This guide will help you understand what a research proposal is, how to write one, and will show you the proper resources to perfect your proposal.

Determining the Proposal Type

Solicited proposals

Proposals submitted in response to a specific call issued by a sponsor. Such solicitations, typically called Request for Proposals (RFP), or Request for Quotations (RFQ), are usually have specific requirements for format and technical content, and may specify certain award terms and conditions. Broad Agency Announcements (BAAs) are not considered formal solicitations.

Unsolicited proposals

Proposals submitted to a sponsor that has not issued a specific solicitation but is believed by the investigator to have an interest in the subject.

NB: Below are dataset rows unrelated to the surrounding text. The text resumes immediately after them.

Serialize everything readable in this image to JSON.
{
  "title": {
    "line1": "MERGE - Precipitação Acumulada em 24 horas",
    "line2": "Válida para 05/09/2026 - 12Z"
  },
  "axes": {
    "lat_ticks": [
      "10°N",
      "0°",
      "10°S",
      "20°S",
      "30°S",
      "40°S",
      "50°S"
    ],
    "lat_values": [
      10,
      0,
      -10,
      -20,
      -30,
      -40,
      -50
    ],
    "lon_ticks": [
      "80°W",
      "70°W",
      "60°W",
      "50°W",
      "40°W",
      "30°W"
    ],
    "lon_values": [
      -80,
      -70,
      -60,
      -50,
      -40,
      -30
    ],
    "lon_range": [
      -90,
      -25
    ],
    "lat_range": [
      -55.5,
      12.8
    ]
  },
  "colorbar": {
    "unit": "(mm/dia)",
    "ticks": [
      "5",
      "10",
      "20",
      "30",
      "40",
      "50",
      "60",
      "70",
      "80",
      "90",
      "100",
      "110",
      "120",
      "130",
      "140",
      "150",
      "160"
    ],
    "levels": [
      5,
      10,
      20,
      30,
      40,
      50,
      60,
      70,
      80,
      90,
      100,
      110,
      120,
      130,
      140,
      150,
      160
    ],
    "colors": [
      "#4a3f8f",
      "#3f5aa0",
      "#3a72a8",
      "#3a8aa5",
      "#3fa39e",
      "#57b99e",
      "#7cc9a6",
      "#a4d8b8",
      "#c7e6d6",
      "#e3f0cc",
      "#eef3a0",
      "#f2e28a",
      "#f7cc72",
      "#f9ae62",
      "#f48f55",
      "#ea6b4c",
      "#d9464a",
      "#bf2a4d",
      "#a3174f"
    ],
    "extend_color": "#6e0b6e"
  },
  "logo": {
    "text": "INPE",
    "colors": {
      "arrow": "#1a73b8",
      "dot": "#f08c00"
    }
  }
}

These are requested by a sponsor who wants to minimize an applicant's effort in preparing a full proposal. Preproposals are usually in the form of a letter of intent or brief abstract. After the preproposal is reviewed, the sponsor notifies the investigator if a full proposal is warranted.

Continuation or non-competing proposals

These confirm the original proposal and funding requirements of a multi-year project which the sponsor has already provided funding for an initial period (normally one year). Continued support is usually dependent on satisfactory work progress and the availability of funds.

Renewal or competing proposals

Proposals which request continued support for an existing project that is about to end. These requests--from the sponsor's viewpoint--generally have the same status as an unsolicited proposal.